If oil stabilizes around $90–$100 per barrel, the economic impact is manageable.
But if supply disruptions push oil significantly higher, the risk to global growth increases.
Markets are currently watching three key factors:
Whether shipping through the Strait of Hormuz remains open
Whether OPEC increases production
Whether governments release strategic petroleum reserves
If any of those factors ease supply concerns, oil could retreat quickly.
And if oil falls, the entire geopolitical shock could fade from markets just as quickly as it appeared.
Why ArcVest Clients Should View This Differently
When markets become volatile, investors often ask the same question:
Should we do something?
In most cases, the answer is no.
ArcVest portfolios are designed around several principles that become particularly valuable during volatile periods:
Diversification
Global diversification helps cushion shocks. While some sectors decline, others often rise.
Energy stocks, for example, have benefited from the recent rise in oil.
Long-term discipline
Attempting to time geopolitical events is extremely difficult.
Conflicts evolve unpredictably, and markets adjust quickly.
Selling after volatility often means missing the recovery.
Focus on fundamentals
The long-term drivers of markets remain:
• earnings growth
• productivity
• innovation
• global economic expansion
Geopolitical events rarely change those forces permanently.
The Real Risk for Investors
Ironically, the biggest risk during volatile periods is not the market itself.
It is investor behavior.
History shows that many investors react emotionally during crises:
• selling during declines
• moving to cash
• trying to time re-entry
Unfortunately, those decisions often lock in losses and cause investors to miss the recovery.
Markets frequently rebound before headlines improve.
By the time the news cycle becomes calm again, prices have already moved higher.
What We Are Watching Going Forward
While the headlines are dramatic, the key market signals to watch remain straightforward.
Oil prices
If oil continues to move sharply higher, it could pressure global growth and inflation.
Inflation expectations
Energy prices feed directly into inflation data, which influences Federal Reserve policy.
Market breadth
How different sectors respond can reveal whether investors expect the shock to persist.
Geopolitical escalation
Markets will closely monitor whether the conflict spreads or remains contained.
Right now, markets appear to be pricing in a contained scenario.
But as always, markets will adapt if that outlook changes.
The Bottom Line
The past week has been a reminder that markets do not move in straight lines.
Geopolitical shocks can produce sudden volatility, especially when energy markets are involved.
But for long-term investors, these events rarely alter the underlying trajectory of financial markets.

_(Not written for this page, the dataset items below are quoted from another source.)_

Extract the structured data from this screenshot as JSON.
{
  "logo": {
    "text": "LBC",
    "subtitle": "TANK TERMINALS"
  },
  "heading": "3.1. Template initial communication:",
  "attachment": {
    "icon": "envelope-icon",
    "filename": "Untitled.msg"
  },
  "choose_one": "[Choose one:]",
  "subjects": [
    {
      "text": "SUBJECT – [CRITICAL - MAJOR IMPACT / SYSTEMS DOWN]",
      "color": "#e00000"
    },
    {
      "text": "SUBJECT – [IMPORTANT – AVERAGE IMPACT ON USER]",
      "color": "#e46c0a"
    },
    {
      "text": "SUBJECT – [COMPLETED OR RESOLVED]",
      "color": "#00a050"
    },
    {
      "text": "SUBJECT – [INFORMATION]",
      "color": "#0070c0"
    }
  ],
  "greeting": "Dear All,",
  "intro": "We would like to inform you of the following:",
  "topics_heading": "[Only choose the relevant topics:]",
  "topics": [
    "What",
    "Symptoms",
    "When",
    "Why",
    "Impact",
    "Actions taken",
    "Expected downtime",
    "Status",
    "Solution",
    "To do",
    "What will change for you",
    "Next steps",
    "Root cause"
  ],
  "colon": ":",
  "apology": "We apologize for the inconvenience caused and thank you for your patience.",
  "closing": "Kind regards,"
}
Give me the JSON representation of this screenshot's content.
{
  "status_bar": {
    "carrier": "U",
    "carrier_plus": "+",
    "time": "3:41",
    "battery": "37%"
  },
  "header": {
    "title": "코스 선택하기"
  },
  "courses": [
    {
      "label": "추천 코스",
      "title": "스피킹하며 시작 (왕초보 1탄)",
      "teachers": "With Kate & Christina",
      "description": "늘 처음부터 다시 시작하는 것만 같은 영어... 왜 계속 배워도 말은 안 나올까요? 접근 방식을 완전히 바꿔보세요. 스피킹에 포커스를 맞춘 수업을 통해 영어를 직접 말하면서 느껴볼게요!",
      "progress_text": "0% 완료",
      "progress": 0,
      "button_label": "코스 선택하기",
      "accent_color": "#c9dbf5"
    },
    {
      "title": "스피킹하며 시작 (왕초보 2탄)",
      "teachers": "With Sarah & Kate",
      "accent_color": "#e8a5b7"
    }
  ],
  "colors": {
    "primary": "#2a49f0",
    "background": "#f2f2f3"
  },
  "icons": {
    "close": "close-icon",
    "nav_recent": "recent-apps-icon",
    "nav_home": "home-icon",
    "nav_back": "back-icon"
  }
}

Stocks may fluctuate. Oil may spike. Headlines may intensify.
But disciplined investing requires separating short-term noise from long-term trends.
For ArcVest clients, the appropriate response to volatility is usually the same as it has always been:
Stay diversified.
Stay disciplined.
Stay focused on the long term.
Because while markets may feel chaotic in the moment, history shows that patience is still one of the most powerful investment strategies.